Revision surgery is designed to repair flaws in the prior surgery or convert it to a different type of procedure in order to improve weight loss or correct acid reflux or swallowing difficulty.

Before undergoing a revisional procedure, you will be carefully evaluated with a number of studies.

Sleeve to Gastric Bypass conversion

Converting a sleeve gastrectomy to a Roux-en-Y gastric bypass is the most common bariatric revision procedure. The common reasons for such a conversion are severe acid reflux and poor weight loss. This conversion has an excellent track record of curing acid reflux and results in excellent weight loss.

Sleeve to Loop duodenal switch conversion

This is a well established conversion procedure that is especially useful for patients who have excessive weight regain or have poorly controlled diabetes despite a sleeve gastrectomy. The loop duodenal switch is a robust procedure that can better withstand the injury caused by smoking or the use of non-steroidal anti-inflammatory medications, making it a useful option for those who may not be able to stop smoking or give up NSAIDs. This conversion is not helpful if acid reflux is also a problem.

Re-sleeve gastrectomy

There are some situations where it would be appropriate to ‘re-sleeve’ a prior sleeve gastrectomy. This is relatively uncommon. In situations where there is weight regain or poor weight loss and the original sleeve is significantly large or stretched, re-doing the sleeve gastrectomy to reduce the gastric pouch is a reasonable option providing there is no acid reflux. This is especially the case when the patient’s options are limited by a history of smoking or use of NSAIDs or there is a risk of poor compliance with taking vitamin supplements.

Lap band to sleeve or gastric bypass conversion

The lap band was a common procedure 10 to 15 years ago. About one out of three lap bands develop complications that require their removal. Simply removing the lap band alone invariably results in weight regain to levels prior to placing the lap band. For this reason, it is recommended that removal of the lap band be accompanied by the creation of either a sleeve gastrectomy or Roux-en-Y gastric bypass. In most circumstances, this conversion can be done at the same operation to remove the lap band.

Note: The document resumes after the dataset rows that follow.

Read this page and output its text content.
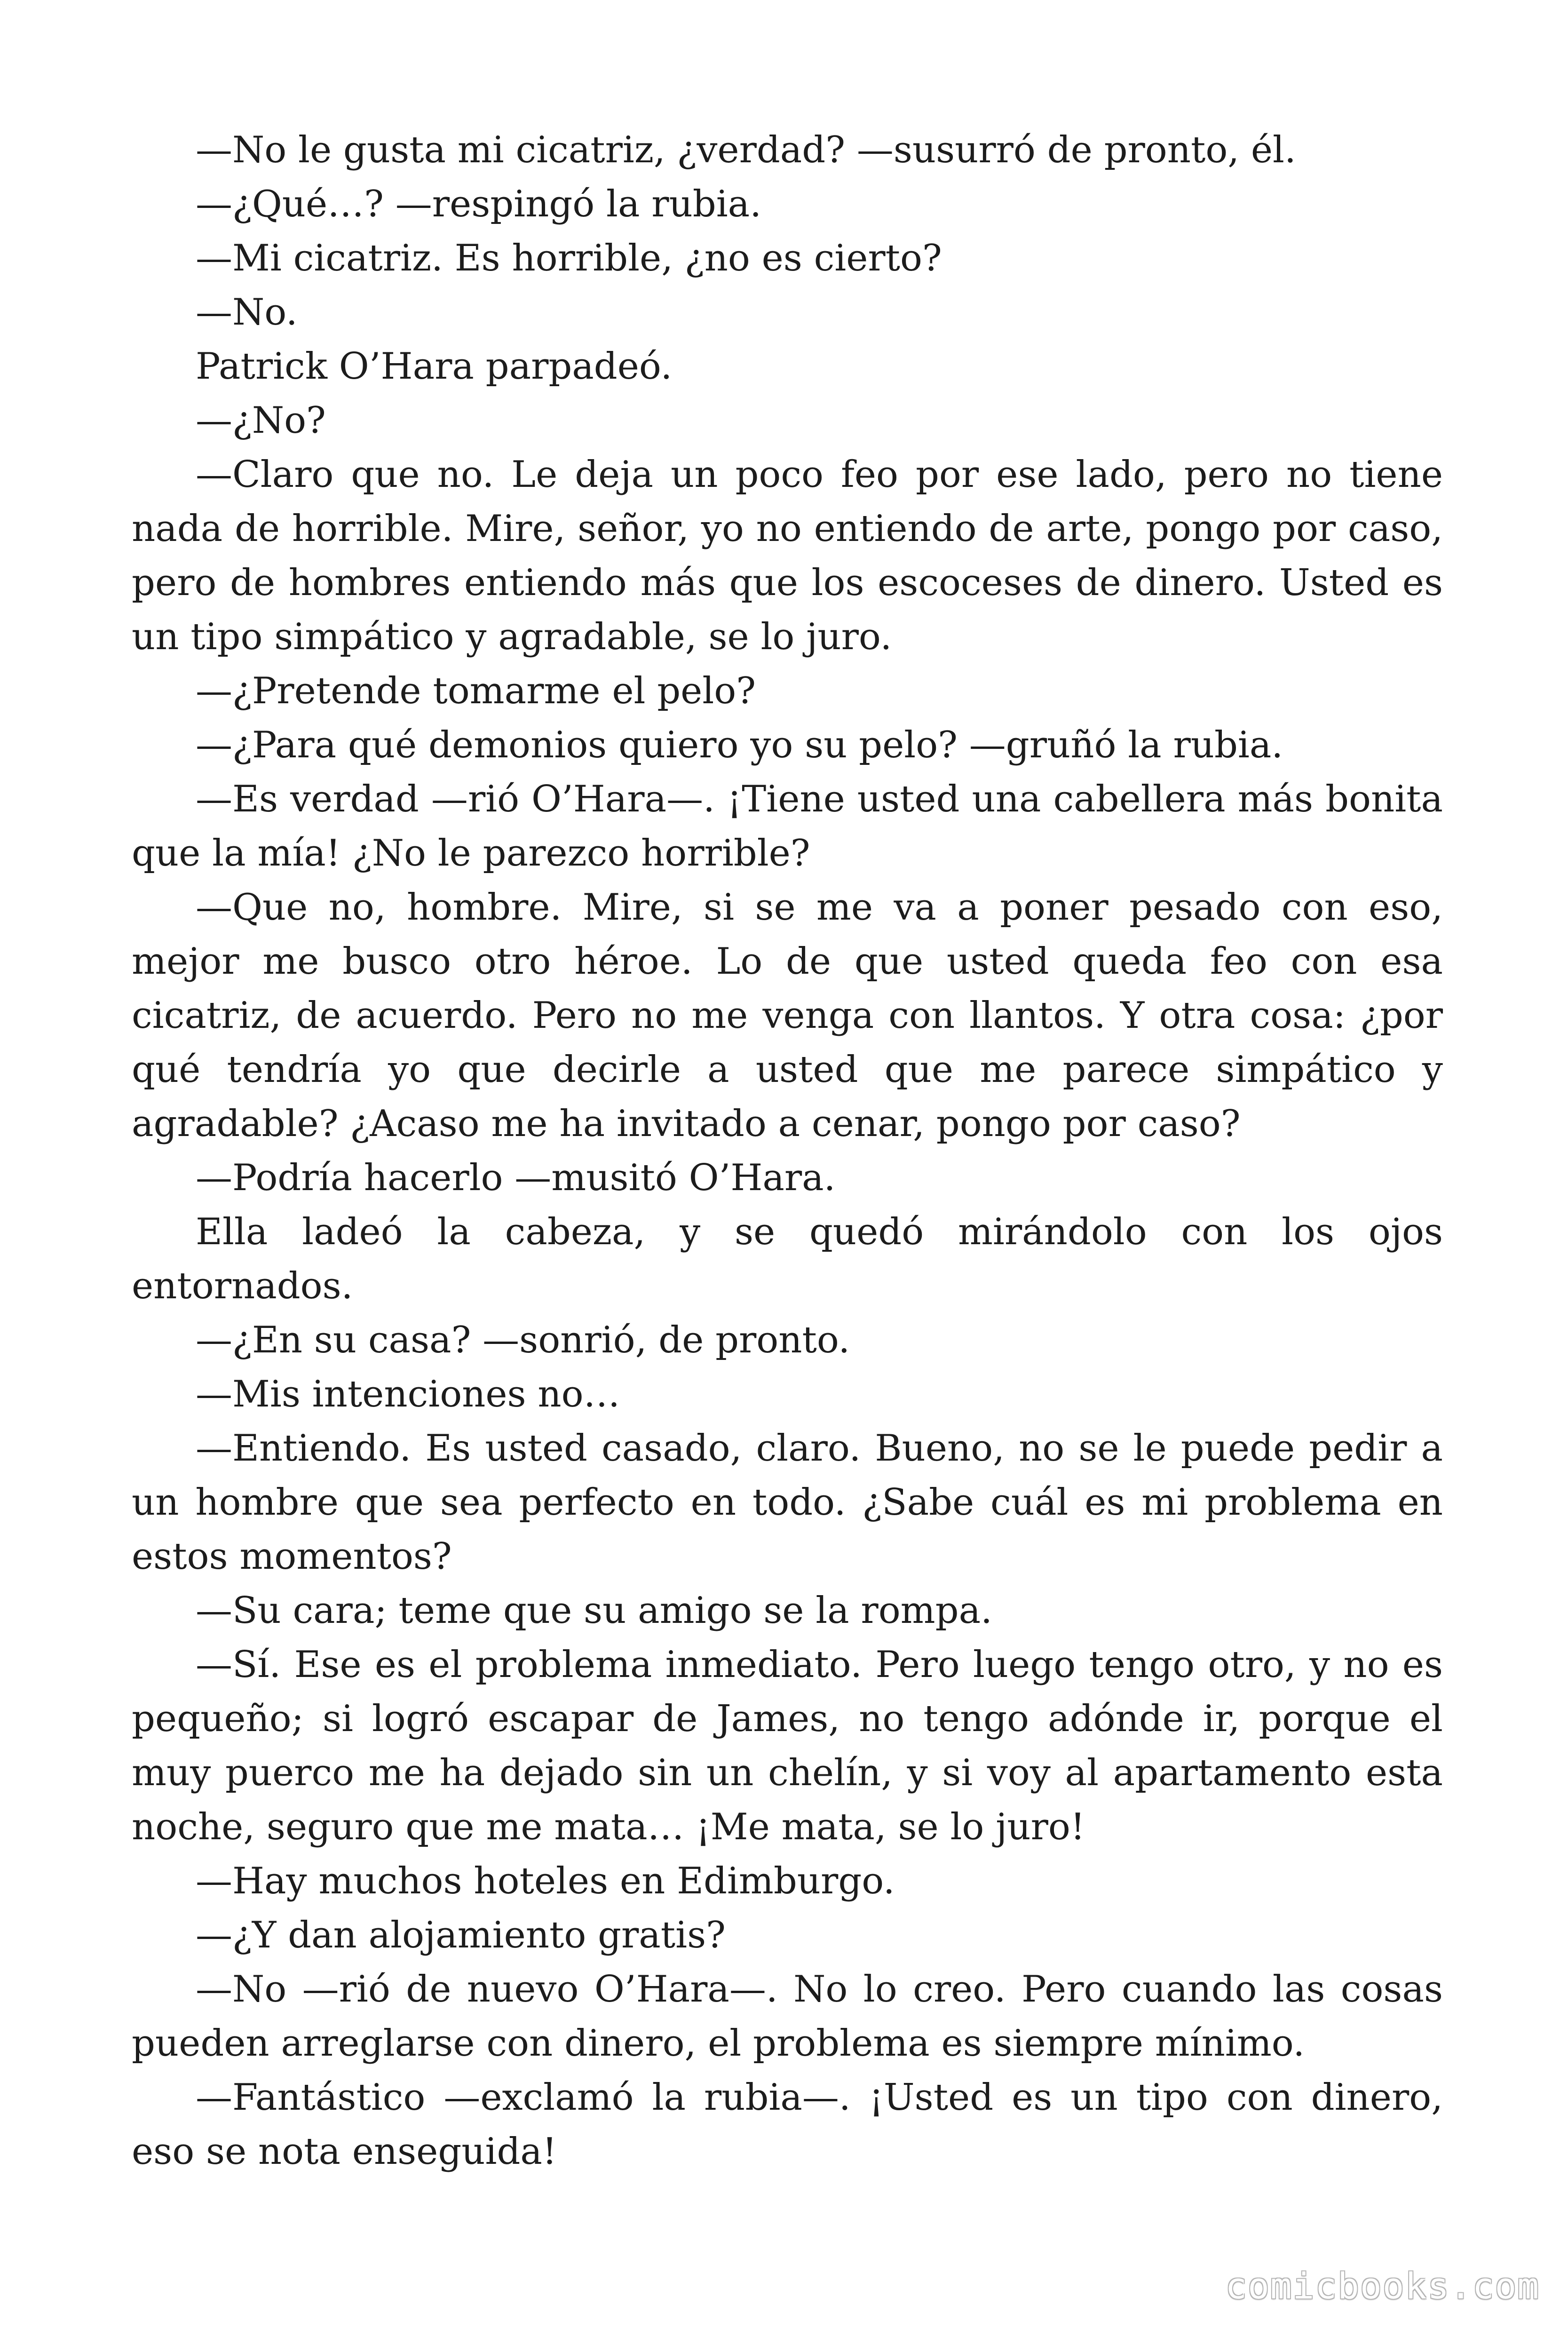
—No le gusta mi cicatriz, ¿verdad? —susurró de pronto, él.

—¿Qué…? —respingó la rubia.

—Mi cicatriz. Es horrible, ¿no es cierto?

—No.

Patrick O’Hara parpadeó.

—¿No?

—Claro que no. Le deja un poco feo por ese lado, pero no tiene nada de horrible. Mire, señor, yo no entiendo de arte, pongo por caso, pero de hombres entiendo más que los escoceses de dinero. Usted es un tipo simpático y agradable, se lo juro.

—¿Pretende tomarme el pelo?

—¿Para qué demonios quiero yo su pelo? —gruñó la rubia.

—Es verdad —rió O’Hara—. ¡Tiene usted una cabellera más bonita que la mía! ¿No le parezco horrible?

—Que no, hombre. Mire, si se me va a poner pesado con eso, mejor me busco otro héroe. Lo de que usted queda feo con esa cicatriz, de acuerdo. Pero no me venga con llantos. Y otra cosa: ¿por qué tendría yo que decirle a usted que me parece simpático y agradable? ¿Acaso me ha invitado a cenar, pongo por caso?

—Podría hacerlo —musitó O’Hara.

Ella ladeó la cabeza, y se quedó mirándolo con los ojos entornados.

—¿En su casa? —sonrió, de pronto.

—Mis intenciones no…

—Entiendo. Es usted casado, claro. Bueno, no se le puede pedir a un hombre que sea perfecto en todo. ¿Sabe cuál es mi problema en estos momentos?

—Su cara; teme que su amigo se la rompa.

—Sí. Ese es el problema inmediato. Pero luego tengo otro, y no es pequeño; si logró escapar de James, no tengo adónde ir, porque el muy puerco me ha dejado sin un chelín, y si voy al apartamento esta noche, seguro que me mata… ¡Me mata, se lo juro!

—Hay muchos hoteles en Edimburgo.

—¿Y dan alojamiento gratis?

—No —rió de nuevo O’Hara—. No lo creo. Pero cuando las cosas pueden arreglarse con dinero, el problema es siempre mínimo.

—Fantástico —exclamó la rubia—. ¡Usted es un tipo con dinero, eso se nota enseguida!

comicbooks.com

Revsions of gastric bypass

Revisions of a gastric bypass could be challenging and without commensurate weight loss, Such revisions may be indicated where the gastric pouch is particularly dilated and or the Roux limb is short or where there is an abnormal communication with the ‘old’ remnant stomach (gastro-gastric fistula). The standard gastric pouch is 3-4cm long and excludes the gastric fundus, while the Roux limb is 150cm long.

In the absence of clearly identified anatomical deficiency of the gastric bypass, a revision will bring little value to the patient.